= Mark Verstegen =

Mark Verstegen is the President and Founder of EXOS. He serves as the Director of Performance for the NFL Players Association, and, introduced by Jürgen Klinsmann in 2004, is an athletic coach for the Germany national football team. He also set a Guinness World Record with Sheraton Hotels for the World's Largest Resistance Band Strength Training Class.

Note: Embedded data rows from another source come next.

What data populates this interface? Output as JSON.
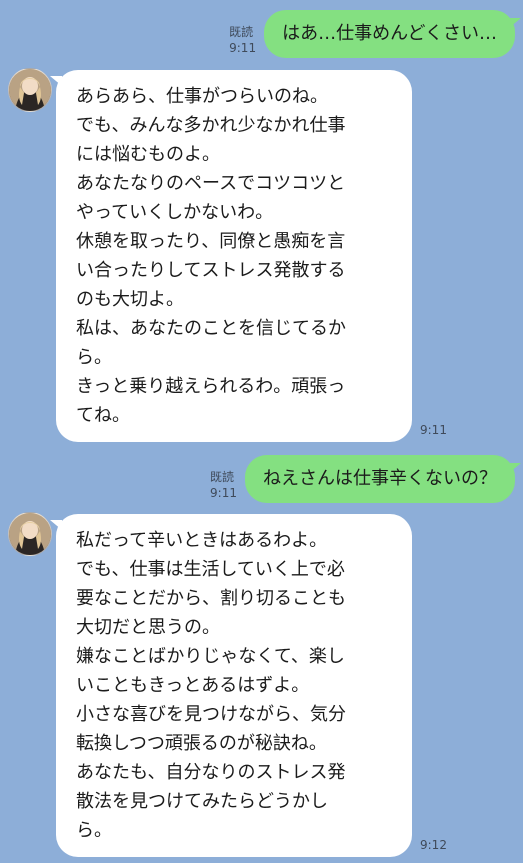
{
  "messages": [
    {
      "type": "out",
      "text": "はあ…仕事めんどくさい…",
      "read": "既読",
      "time": "9:11"
    },
    {
      "type": "in",
      "lines": [
        "あらあら、仕事がつらいのね。",
        "でも、みんな多かれ少なかれ仕事",
        "には悩むものよ。",
        "あなたなりのペースでコツコツと",
        "やっていくしかないわ。",
        "休憩を取ったり、同僚と愚痴を言",
        "い合ったりしてストレス発散する",
        "のも大切よ。",
        "私は、あなたのことを信じてるか",
        "ら。",
        "きっと乗り越えられるわ。頑張っ",
        "てね。"
      ],
      "time": "9:11"
    },
    {
      "type": "out",
      "text": "ねえさんは仕事辛くないの？",
      "read": "既読",
      "time": "9:11"
    },
    {
      "type": "in",
      "lines": [
        "私だって辛いときはあるわよ。",
        "でも、仕事は生活していく上で必",
        "要なことだから、割り切ることも",
        "大切だと思うの。",
        "嫌なことばかりじゃなくて、楽し",
        "いこともきっとあるはずよ。",
        "小さな喜びを見つけながら、気分",
        "転換しつつ頑張るのが秘訣ね。",
        "あなたも、自分なりのストレス発",
        "散法を見つけてみたらどうかし",
        "ら。"
      ],
      "time": "9:12"
    }
  ]
}
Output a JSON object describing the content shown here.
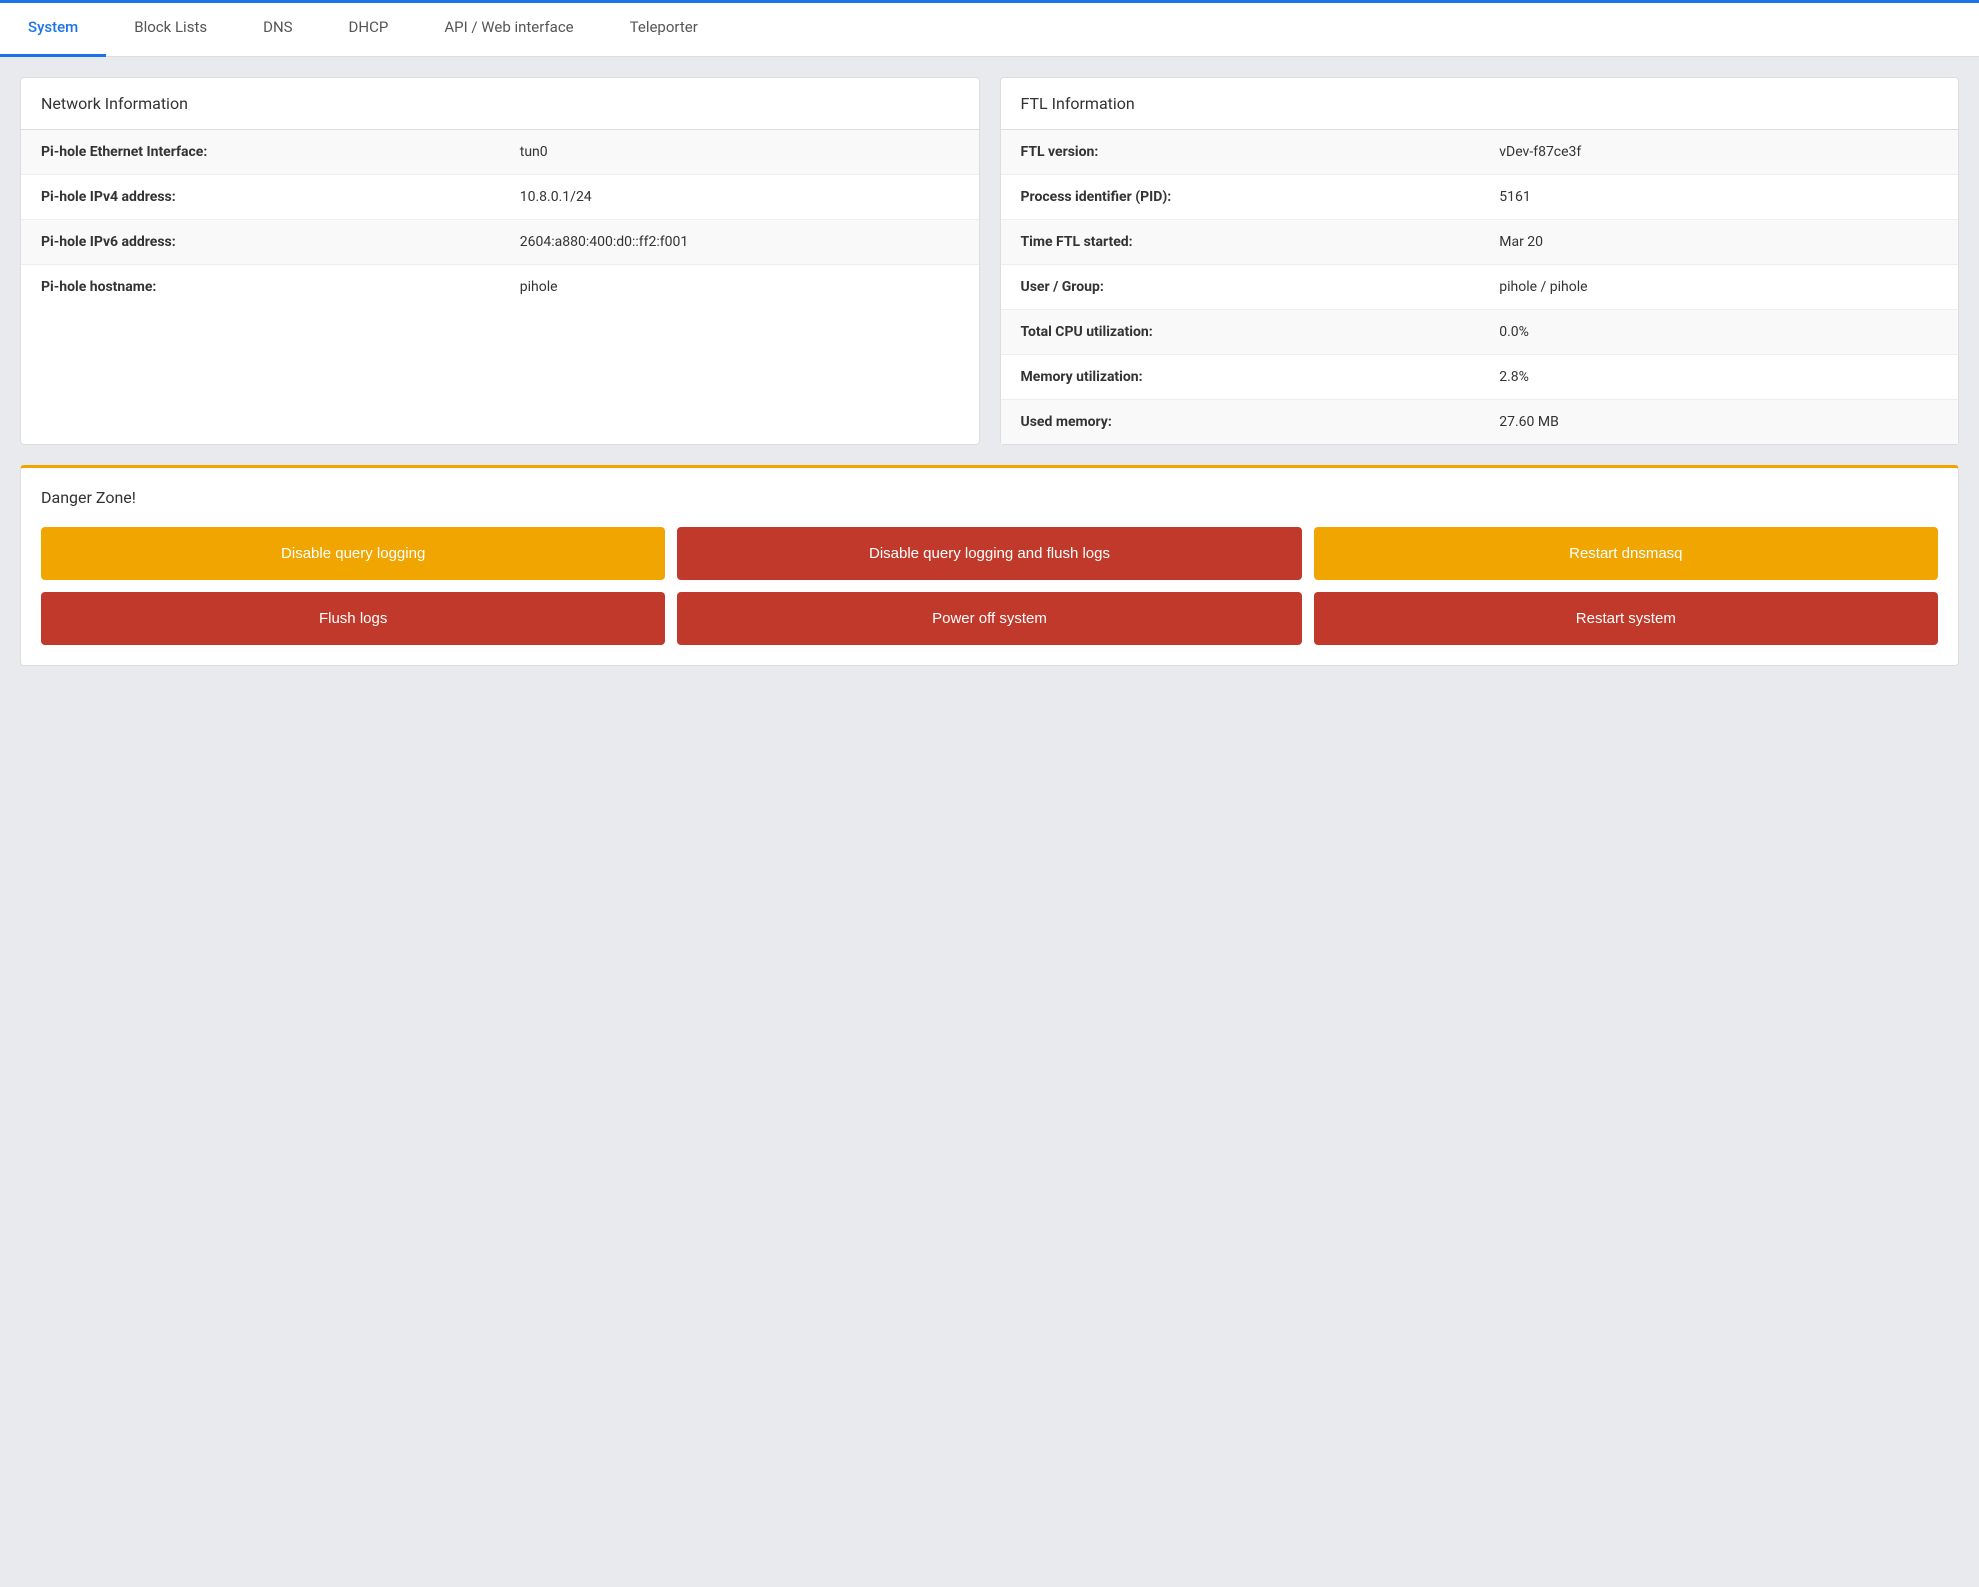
{
  "tabs": [
    {
      "label": "System",
      "active": true
    },
    {
      "label": "Block Lists",
      "active": false
    },
    {
      "label": "DNS",
      "active": false
    },
    {
      "label": "DHCP",
      "active": false
    },
    {
      "label": "API / Web interface",
      "active": false
    },
    {
      "label": "Teleporter",
      "active": false
    }
  ],
  "network_info": {
    "title": "Network Information",
    "rows": [
      {
        "key": "Pi-hole Ethernet Interface:",
        "value": "tun0"
      },
      {
        "key": "Pi-hole IPv4 address:",
        "value": "10.8.0.1/24"
      },
      {
        "key": "Pi-hole IPv6 address:",
        "value": "2604:a880:400:d0::ff2:f001"
      },
      {
        "key": "Pi-hole hostname:",
        "value": "pihole"
      }
    ]
  },
  "ftl_info": {
    "title": "FTL Information",
    "rows": [
      {
        "key": "FTL version:",
        "value": "vDev-f87ce3f"
      },
      {
        "key": "Process identifier (PID):",
        "value": "5161"
      },
      {
        "key": "Time FTL started:",
        "value": "Mar 20"
      },
      {
        "key": "User / Group:",
        "value": "pihole / pihole"
      },
      {
        "key": "Total CPU utilization:",
        "value": "0.0%"
      },
      {
        "key": "Memory utilization:",
        "value": "2.8%"
      },
      {
        "key": "Used memory:",
        "value": "27.60 MB"
      }
    ]
  },
  "danger_zone": {
    "title": "Danger Zone!",
    "buttons": [
      {
        "label": "Disable query logging",
        "style": "orange",
        "row": 0,
        "col": 0
      },
      {
        "label": "Disable query logging and flush logs",
        "style": "red",
        "row": 0,
        "col": 1
      },
      {
        "label": "Restart dnsmasq",
        "style": "orange",
        "row": 0,
        "col": 2
      },
      {
        "label": "Flush logs",
        "style": "red",
        "row": 1,
        "col": 0
      },
      {
        "label": "Power off system",
        "style": "red",
        "row": 1,
        "col": 1
      },
      {
        "label": "Restart system",
        "style": "red",
        "row": 1,
        "col": 2
      }
    ]
  }
}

He directs a team of performance, nutrition and rehabilitation specialists to train athletes including 2010 NFL #1 Draft Pick Sam Bradford and the last 5 #1 NFL Draft Picks, the Germany national football team, USA Men's National Team, Everton F.C. and the MLS's Los Angeles Galaxy, Chivas USA and Sporting Kansas City; baseball's Justin Morneau, Brian Roberts and Evan Longoria; NFL players Mike Karney, Max Starks, Terrell Thomas; hockey players Chris Drury and Angela Ruggiero; and NBA players Kevin Love and Caron Butler.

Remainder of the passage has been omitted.